I’ll need to scan these pages and email them to Moscow.’
‘What about the words written in Cyrillic? Do any of those mean anything to
you?’
Bykov flipped through the pages rapidly, shaking his head occasionally. ‘No, nothing here.
These are just the names of towns and cities, perhaps where they’d developed contacts. It was probably easier to use the Russian name instead of trying to transcribe it into the other
language they used. Look here. That’s “Moscow”, then “Letneozerskiy” – where two MiG-25s went missing, and so on.’ His voice died away as he stared
at two words on the last page.
‘What does it say?’ Richter asked.
‘Slavgorod North,’ Bykov said, clearly puzzled. ‘But I’ve not been
notified of anything happening there, and they don’t even operate MiG-25s as far as I recall.’
‘Where is it, exactly?’
‘It’s a military airfield lying about sixteen hundred kilometres east of
here.’
‘That falls well within the cruising range of a MiG-25, so if they’d managed to
persuade Lenkov to steal one, maybe they were intending to refuel it there before flying it out of the country. We need to go there immediately, Viktor.’
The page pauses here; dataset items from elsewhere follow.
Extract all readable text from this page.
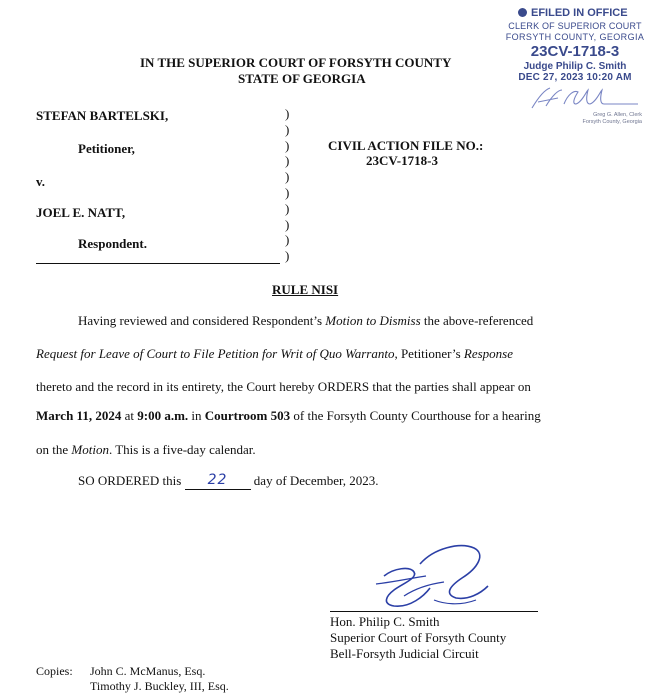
EFILED IN OFFICE
CLERK OF SUPERIOR COURT
FORSYTH COUNTY, GEORGIA
23CV-1718-3
Judge Philip C. Smith
DEC 27, 2023 10:20 AM
Greg G. Allen, Clerk
Forsyth County, Georgia
IN THE SUPERIOR COURT OF FORSYTH COUNTY
STATE OF GEORGIA
STEFAN BARTELSKI,
Petitioner,
v.
JOEL E. NATT,
Respondent.
)
)
)
)
)
)
)
)
)
)
CIVIL ACTION FILE NO.:
23CV-1718-3
RULE NISI
Having reviewed and considered Respondent’s Motion to Dismiss the above-referenced
Request for Leave of Court to File Petition for Writ of Quo Warranto, Petitioner’s Response
thereto and the record in its entirety, the Court hereby ORDERS that the parties shall appear on
March 11, 2024 at 9:00 a.m. in Courtroom 503 of the Forsyth County Courthouse for a hearing
on the Motion. This is a five-day calendar.
SO ORDERED this 22 day of December, 2023.
Hon. Philip C. Smith
Superior Court of Forsyth County
Bell-Forsyth Judicial Circuit
Copies: John C. McManus, Esq.
Timothy J. Buckley, III, Esq.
‘I agree.’ Bykov nodded. ‘We can’t handle something this sensitive over
the telephone. I’ll get the jet warmed up.’
That, Richter reflected as the Russian general pulled a mobile phone from his pocket and began
dialling a number, sounded more impressive than it was in reality.
They’d flown to Perm in a Russian Air Force Antonov An-72 transport aircraft, confusingly
painted in Aeroflot livery. Known to the West by the NATO reporting name ‘Coaler’, it wasn’t exactly an executive jet, having been designed as a small, general-purpose STOL
transport capable of carrying either cargo or up to thirty-two passengers on drop-down seats attached along the sides of the cabin. Powered by
two Lotarev
turbofan engines, mounted above and in front of the wings, which gave the aircraft a peculiarly hunched appearance, it was reasonably fast and had a range of well over two thousand miles.
Their journey out from Moscow had been very noisy and relatively uncomfortable, but a lot faster
than trying to get seats on a commercial aircraft. And anyway it was, Richter guessed, the only aircraft Bykov had been able to commandeer at such short notice. As the Russian general headed
for the door, Richter again wished he’d had the foresight to bring earplugs.